Dec. 10, 2004 — -- Move over, Festivus. Chrismahanukwanzakah is the alternative December holiday du jour.
Or maybe you both light candles and decorate a tree, so you'd like to officially celebrate Chrismukkah this year.
As nontraditional "holidays" go, things have come a long way since "Seinfeld's" Frank Costanza introduced "a Festivus for the rest of us" back in 1997.
This year, Chrismahanukwanzakah -- devoted to "everything people love about the holidays" -- will fall on Dec. 13, courtesy of Virgin Mobile and its new ad campaign. And the 18-day-long Chrismukkah observance began Dec. 7, according to Ron Gompertz, owner of Chrismukkah.com, a Web site devoted to the celebration of the holiday.

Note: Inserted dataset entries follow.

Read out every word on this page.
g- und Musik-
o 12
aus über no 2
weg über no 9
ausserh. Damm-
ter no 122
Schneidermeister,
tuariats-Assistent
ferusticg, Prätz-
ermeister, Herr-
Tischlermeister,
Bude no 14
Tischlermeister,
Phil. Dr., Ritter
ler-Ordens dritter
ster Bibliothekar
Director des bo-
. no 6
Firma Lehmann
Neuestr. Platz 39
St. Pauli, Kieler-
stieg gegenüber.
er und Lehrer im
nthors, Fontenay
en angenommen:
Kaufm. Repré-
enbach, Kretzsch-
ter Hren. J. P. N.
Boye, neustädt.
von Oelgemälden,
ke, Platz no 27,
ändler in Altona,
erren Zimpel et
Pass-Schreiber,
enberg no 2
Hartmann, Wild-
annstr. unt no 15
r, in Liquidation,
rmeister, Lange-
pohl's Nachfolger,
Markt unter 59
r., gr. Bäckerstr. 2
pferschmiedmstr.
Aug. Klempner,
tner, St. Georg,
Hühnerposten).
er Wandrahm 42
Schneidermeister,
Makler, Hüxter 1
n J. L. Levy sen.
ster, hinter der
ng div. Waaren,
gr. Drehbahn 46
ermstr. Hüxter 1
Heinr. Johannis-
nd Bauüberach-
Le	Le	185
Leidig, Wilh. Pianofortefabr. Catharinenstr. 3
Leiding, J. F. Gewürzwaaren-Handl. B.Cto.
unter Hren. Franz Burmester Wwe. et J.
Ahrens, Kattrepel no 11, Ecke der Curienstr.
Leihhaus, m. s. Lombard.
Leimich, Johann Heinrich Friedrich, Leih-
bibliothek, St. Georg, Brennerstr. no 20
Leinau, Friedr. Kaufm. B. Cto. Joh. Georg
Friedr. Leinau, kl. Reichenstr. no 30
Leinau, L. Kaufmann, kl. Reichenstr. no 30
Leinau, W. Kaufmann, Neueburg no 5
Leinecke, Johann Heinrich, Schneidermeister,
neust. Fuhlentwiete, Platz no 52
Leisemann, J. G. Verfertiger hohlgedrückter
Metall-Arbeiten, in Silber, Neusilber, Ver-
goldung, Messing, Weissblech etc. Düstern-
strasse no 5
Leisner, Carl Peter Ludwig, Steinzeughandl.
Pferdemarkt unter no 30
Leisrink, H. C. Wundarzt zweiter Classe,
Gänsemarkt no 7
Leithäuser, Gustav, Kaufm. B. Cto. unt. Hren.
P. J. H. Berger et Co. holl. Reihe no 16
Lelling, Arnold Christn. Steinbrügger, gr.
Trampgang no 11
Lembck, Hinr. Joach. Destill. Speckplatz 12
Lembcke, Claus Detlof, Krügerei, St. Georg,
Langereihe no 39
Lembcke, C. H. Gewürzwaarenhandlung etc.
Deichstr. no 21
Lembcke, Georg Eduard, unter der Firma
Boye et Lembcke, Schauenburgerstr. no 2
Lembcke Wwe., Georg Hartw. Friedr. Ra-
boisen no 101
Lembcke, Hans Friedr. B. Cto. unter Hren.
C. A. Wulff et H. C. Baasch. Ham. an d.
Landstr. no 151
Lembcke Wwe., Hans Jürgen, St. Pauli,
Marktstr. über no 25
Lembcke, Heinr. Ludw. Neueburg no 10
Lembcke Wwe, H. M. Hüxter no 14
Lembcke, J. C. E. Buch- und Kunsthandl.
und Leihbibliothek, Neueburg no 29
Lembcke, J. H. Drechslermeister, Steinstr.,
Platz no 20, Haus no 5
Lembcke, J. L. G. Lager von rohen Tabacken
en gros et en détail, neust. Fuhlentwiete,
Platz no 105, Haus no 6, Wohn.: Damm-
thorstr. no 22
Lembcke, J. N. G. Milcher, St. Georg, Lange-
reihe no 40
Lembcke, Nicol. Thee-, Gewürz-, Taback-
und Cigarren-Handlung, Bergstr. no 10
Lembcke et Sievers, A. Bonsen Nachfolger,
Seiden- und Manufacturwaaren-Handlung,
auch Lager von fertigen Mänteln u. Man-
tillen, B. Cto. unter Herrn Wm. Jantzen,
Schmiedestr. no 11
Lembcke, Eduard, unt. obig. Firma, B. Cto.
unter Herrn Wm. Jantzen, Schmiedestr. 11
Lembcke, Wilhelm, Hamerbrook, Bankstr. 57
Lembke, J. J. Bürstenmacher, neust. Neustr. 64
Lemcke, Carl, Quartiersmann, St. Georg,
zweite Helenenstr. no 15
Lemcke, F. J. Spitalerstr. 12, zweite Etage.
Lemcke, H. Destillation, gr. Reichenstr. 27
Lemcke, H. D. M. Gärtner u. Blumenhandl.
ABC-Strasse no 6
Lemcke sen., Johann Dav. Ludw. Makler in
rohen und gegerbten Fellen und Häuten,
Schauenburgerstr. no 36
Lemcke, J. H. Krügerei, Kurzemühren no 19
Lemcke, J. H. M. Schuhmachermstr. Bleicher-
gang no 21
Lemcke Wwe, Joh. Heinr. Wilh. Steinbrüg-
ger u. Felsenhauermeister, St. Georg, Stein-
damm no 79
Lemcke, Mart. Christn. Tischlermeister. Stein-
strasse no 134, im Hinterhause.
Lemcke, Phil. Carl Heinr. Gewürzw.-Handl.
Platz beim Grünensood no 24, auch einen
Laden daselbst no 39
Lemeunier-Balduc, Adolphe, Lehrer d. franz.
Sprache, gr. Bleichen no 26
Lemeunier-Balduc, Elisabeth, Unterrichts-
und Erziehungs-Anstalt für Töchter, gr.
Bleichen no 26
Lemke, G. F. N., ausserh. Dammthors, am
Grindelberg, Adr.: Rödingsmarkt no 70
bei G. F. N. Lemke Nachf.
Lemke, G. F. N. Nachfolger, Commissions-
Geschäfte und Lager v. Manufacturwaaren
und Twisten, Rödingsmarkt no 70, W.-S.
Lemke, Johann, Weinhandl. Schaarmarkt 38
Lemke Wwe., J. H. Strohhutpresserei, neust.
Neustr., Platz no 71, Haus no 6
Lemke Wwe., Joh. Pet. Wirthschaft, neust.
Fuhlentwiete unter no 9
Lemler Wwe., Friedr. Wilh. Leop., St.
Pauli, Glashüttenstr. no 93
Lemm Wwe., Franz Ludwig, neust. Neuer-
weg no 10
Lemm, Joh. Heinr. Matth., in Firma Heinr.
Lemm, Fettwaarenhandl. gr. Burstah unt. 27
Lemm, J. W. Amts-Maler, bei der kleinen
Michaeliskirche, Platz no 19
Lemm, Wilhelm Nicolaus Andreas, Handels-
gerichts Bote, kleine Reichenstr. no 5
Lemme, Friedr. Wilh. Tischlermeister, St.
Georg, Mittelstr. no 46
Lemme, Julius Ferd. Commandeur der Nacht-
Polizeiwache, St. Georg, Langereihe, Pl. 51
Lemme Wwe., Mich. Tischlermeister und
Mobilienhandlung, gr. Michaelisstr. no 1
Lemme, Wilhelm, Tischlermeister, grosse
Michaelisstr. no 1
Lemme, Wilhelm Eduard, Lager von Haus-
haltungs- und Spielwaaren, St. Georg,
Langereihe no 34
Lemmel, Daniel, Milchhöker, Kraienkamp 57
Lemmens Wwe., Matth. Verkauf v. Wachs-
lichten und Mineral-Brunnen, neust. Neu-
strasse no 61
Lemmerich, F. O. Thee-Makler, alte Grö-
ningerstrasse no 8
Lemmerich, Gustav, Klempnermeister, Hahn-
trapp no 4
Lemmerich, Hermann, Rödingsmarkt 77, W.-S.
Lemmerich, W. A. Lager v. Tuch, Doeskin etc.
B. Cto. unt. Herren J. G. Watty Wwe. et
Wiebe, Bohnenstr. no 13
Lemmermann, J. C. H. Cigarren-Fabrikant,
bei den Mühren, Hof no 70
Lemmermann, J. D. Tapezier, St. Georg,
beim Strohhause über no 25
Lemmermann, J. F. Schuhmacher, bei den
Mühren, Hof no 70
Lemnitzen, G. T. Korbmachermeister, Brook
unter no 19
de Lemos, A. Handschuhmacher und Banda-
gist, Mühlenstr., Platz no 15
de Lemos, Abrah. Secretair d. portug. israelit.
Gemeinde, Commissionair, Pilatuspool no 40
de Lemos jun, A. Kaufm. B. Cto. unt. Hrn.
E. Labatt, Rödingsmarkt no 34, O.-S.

Gompertz, who is Jewish, and his wife, Michelle, who is the daughter of a Protestant minister, were inspired by an episode of Fox's "The OC" in which Seth Cohen coins the phrase describing his interfaith family's Christmas and Hanukkah traditions.
"Chrismukkah is sort of the great umbrella name for describing the chaos and whimsy and excitement that goes on during the month of December," Gompertz said.
What started as a small online venture -- selling Chrismukkah cards and other items commemorating both faiths -- has blossomed into something of a Chrismukkah miracle. Gompertz said he and his wife anticipated selling a few thousand cards -- featuring such images as a reindeer with menorah antlers or a snowman made out of matzoh balls -- but within the first month of being in business they sold 25,000.
"We're sharing a point of view with many, many people who are in the same situation as we are," he said. "I don't think I realized how many."
Perhaps not, but the number of interfaith families is growing. According to a survey released last year by United Jewish Communities, there are 5.2 million Jewish people in America, and 31 percent of those who are married have spouses of other faiths. And of those married since 1996, 47 percent have intermarried.
While this raises serious issues of how religion is practiced in such households, the creators of Chrismukkah are promoting the purely secular aspects of Christianity and Judaism through the mingled symbols and traditions of holidays that happen to both involve gift-giving and occur in the same month.